Nick Clegg has called on Britain's wealthiest to make an "extra contribution" to the economic recovery, in what has been widely interpreted as an attempt to win over restless Lib Dem activists ahead of the party's conference next month.
In an interview with the Guardian, the deputy prime minister suggested people of "very considerable personal wealth" could make a "time limited contribution" as the country faced a "longer economic war".
The Lib Dem leader is expected to flesh out his thoughts on a possible "wealth tax" at the party's autumn conference in Brighton next month, according to the report.
Clegg told the newspaper: "If we are going to ask people for more sacrifices over a longer period of time, a longer period of belt tightening as a country, then we just have to make sure that people see it is being done as fairly and as progressively as possible.
"While I am proud of some of the things we have done as a government I actually think we need to really hard-wire fairness into what we do in the next phases of fiscal restraint. If we don't do that I don't think the process will be either socially or politically sustainable or acceptable."
His comments appear to indicate a renewed bid to better differentiate his party's economic approach within the Coalition with David Cameron's Conservatives.
Clegg added: "If we want to remain cohesive and prosperous as a society, people of very considerable personal wealth have got to make a bit of an extra contribution."
"In addition to our standing policy on things like the mansion tax is there a time limited contribution you can ask in some way or another from people of considerable wealth so they feel they are making a contribution to the national effort?

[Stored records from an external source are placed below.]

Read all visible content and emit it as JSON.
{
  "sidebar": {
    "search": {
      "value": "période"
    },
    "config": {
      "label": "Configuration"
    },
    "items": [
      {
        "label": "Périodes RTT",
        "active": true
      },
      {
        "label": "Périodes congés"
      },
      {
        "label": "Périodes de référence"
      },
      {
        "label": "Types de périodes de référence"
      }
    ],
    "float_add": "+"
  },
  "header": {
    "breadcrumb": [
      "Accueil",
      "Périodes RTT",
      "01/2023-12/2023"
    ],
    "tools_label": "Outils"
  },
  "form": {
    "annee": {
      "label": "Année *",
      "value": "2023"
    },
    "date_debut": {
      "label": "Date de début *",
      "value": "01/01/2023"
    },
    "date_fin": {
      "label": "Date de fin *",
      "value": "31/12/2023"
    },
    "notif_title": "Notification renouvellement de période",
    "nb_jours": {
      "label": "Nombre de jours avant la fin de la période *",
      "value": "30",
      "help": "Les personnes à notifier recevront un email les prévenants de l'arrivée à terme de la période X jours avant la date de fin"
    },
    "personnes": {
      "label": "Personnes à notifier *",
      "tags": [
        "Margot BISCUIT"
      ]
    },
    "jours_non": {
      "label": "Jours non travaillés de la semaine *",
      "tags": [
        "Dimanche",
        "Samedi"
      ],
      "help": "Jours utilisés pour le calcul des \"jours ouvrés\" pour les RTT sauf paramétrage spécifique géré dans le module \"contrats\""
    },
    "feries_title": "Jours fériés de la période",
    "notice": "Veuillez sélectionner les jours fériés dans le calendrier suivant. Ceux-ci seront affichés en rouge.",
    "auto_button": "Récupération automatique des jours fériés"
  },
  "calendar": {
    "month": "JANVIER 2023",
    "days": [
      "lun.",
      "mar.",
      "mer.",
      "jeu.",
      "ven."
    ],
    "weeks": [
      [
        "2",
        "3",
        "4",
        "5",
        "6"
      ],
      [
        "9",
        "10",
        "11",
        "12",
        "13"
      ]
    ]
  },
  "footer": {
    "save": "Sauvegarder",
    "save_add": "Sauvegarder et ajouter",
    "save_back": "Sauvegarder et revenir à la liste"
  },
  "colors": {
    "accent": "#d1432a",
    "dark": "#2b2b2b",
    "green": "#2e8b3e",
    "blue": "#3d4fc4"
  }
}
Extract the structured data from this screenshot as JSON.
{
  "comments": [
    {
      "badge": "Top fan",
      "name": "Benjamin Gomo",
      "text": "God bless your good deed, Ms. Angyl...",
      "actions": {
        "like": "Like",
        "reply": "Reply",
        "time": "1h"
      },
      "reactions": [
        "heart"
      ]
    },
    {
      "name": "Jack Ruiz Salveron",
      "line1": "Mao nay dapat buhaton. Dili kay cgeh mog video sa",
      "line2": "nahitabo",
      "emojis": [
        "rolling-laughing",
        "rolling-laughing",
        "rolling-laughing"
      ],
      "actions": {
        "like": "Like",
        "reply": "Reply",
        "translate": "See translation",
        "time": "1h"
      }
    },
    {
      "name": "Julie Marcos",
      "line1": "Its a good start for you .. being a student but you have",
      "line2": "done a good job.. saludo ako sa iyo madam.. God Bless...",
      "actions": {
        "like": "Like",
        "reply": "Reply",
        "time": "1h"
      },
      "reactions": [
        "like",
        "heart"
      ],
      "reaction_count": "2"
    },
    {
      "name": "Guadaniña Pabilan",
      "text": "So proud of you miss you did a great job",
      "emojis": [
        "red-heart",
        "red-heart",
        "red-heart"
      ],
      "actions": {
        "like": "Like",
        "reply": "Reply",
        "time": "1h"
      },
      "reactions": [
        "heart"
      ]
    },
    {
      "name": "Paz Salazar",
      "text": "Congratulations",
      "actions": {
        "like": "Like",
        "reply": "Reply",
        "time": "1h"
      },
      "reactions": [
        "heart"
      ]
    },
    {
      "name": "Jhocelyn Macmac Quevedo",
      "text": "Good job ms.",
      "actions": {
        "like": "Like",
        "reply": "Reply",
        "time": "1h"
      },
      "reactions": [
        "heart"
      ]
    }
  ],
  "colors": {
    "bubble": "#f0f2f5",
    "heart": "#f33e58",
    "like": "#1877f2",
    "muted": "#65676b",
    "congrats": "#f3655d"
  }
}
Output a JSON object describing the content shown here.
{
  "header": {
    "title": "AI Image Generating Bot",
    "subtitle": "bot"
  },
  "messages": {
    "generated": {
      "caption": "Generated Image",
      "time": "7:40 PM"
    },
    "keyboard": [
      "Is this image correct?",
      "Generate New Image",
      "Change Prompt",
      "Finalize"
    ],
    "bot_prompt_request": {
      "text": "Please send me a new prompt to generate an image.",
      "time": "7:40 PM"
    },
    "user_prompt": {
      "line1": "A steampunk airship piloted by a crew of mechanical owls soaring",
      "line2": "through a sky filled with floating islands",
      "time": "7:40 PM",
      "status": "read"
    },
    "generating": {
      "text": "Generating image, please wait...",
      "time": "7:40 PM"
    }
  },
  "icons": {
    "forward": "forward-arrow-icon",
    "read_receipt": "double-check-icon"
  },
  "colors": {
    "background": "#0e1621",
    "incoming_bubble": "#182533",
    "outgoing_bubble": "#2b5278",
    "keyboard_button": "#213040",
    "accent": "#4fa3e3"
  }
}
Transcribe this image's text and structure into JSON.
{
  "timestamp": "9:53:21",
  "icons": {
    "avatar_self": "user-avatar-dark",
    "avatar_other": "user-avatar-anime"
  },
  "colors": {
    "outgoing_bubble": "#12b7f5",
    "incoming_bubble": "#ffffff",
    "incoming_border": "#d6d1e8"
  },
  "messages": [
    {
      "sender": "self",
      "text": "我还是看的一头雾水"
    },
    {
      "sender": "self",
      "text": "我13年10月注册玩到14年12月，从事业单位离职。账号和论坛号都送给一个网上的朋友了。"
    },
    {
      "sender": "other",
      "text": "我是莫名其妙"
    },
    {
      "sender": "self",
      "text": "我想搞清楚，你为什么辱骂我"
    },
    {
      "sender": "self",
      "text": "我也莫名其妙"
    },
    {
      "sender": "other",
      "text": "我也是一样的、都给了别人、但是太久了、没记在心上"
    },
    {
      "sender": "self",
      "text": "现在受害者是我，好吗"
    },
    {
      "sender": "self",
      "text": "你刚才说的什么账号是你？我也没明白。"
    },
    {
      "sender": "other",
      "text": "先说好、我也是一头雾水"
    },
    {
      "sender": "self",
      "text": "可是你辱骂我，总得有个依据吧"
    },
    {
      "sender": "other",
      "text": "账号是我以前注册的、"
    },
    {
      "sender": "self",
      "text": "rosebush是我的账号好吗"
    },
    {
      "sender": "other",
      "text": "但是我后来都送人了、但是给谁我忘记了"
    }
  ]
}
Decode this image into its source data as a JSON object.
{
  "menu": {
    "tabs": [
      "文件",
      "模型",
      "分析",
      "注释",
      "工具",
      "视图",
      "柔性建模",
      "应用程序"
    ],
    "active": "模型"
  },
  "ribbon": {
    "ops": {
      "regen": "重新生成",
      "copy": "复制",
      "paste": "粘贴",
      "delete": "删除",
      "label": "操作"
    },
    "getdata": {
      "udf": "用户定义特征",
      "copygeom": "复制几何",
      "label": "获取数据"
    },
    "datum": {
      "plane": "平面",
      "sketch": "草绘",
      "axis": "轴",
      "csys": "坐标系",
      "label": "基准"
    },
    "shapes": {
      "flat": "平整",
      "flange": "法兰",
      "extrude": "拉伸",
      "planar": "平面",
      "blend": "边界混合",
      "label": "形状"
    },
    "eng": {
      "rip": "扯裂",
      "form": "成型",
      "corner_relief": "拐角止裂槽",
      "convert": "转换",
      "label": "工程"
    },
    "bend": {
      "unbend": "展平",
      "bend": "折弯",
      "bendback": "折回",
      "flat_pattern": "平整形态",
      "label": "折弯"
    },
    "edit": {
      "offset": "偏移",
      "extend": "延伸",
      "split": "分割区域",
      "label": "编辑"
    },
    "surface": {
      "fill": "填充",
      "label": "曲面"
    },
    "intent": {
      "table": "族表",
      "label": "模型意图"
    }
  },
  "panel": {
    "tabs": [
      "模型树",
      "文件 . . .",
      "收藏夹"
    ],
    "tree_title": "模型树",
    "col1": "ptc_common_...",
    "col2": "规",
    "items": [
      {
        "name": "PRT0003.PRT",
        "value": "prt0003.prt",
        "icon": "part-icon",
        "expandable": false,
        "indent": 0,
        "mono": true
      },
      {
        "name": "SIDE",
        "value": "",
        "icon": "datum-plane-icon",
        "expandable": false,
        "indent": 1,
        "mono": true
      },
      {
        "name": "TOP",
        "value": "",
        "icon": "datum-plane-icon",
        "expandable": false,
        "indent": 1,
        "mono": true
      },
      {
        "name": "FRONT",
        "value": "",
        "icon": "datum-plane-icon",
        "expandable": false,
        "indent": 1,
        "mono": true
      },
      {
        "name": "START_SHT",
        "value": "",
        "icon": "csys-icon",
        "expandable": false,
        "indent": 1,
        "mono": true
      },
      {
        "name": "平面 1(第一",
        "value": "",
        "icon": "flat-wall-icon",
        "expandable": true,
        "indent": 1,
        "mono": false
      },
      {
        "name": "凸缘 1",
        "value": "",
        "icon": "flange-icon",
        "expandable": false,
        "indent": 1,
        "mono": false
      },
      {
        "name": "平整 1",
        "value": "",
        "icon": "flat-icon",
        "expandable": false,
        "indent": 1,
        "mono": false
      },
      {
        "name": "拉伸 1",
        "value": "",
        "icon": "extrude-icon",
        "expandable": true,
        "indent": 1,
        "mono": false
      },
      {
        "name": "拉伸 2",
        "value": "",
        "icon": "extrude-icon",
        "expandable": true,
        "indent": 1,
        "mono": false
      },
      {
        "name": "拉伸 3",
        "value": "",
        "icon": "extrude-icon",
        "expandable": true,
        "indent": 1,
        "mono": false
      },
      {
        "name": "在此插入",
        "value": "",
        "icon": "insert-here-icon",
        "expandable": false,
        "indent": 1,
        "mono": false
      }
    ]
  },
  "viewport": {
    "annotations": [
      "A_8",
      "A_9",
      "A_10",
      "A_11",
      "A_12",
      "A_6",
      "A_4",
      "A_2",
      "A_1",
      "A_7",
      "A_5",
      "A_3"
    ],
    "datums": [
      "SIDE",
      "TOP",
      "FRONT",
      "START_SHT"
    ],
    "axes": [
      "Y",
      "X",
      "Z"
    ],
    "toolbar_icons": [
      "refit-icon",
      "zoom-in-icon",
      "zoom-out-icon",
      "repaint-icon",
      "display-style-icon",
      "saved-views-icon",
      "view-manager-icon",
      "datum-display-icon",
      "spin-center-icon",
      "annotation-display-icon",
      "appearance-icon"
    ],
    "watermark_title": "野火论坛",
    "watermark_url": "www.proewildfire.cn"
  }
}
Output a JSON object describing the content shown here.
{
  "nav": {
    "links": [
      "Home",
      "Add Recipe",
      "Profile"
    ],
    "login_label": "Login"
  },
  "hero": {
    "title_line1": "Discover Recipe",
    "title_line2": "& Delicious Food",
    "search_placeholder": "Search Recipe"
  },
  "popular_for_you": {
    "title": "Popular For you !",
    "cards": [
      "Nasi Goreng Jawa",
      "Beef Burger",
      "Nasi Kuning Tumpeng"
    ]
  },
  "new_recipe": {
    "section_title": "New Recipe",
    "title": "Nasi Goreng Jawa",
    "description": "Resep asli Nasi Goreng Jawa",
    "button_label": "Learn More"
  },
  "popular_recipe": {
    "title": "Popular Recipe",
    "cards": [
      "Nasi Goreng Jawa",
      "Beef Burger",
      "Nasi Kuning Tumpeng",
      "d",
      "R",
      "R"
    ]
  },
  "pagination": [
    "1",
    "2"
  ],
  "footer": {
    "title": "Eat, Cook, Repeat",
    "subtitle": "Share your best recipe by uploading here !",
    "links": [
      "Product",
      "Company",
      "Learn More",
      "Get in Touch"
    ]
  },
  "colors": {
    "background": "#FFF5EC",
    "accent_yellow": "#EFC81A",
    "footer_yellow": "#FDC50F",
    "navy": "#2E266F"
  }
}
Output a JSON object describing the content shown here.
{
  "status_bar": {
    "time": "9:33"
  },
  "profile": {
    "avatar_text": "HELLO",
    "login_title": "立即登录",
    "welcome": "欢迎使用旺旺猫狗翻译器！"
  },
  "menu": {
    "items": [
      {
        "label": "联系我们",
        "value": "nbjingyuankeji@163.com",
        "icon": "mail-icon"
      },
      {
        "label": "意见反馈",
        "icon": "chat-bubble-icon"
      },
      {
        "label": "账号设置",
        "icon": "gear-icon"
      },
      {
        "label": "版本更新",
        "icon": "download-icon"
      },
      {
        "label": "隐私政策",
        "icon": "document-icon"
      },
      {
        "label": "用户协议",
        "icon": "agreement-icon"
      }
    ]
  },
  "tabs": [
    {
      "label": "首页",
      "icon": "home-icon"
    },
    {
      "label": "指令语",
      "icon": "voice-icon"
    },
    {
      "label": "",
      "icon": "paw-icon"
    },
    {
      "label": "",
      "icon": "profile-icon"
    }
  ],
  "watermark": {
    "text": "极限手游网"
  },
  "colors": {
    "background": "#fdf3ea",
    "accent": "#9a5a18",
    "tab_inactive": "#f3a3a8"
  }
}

What we are embarked on is in some senses a longer economic war rather than a short economic battle."
He said his party could begin "spreading our wings more."
The proposal is not official government policy and will be seen as some as an attempt to mollify nervous Lib Dem activists ahead of next month's party conference in Brighton.
Last month Lib Dem policy adviser and chair of the left-leaning Social Liberal Forum, David Hall-Matthews, said many in the party wanted to see their ministers publicly challenging the Tories.
"It's time to start declaring what they would do if they won the next election too," he told The Huffington Post UK.
"Sure, they may also be shot down by the right-wing press - but at least their ideas will be out there for the public to judge. So let's hear Vince Cable's plans for full-blown wealth taxes, to finance the next rise in the income tax threshold."
Tory MP Bernard Jenkin dismissed the proposal as "pre-conference easy clap line."
"If the politics of envy made a country rich, we would be a very rich country," he told BBC Radio 4's Today programme.
"I think most rich people are contributing far more in tax than other people.
"I know this is not a fashionable view, but if you go on raising tax on rich people - and that's why, in agreement with Nick Clegg we have had to cut the top rate of tax from 50p to 45p - you drive wealth abroad.
Labour has reacted with scorn to the plan, with Chris Leslie, Labour's shadow treasury minister, saying Clegg was "taking the British people for fools".
"He talks about a tax on the wealthiest, but he voted for the tax cut for millionaires in George Osborne's Budget," he said.
"And he has supported a failing economic plan which has pushed Britain into a double-dip recession and is leading to borrowing going up by a quarter so far this year."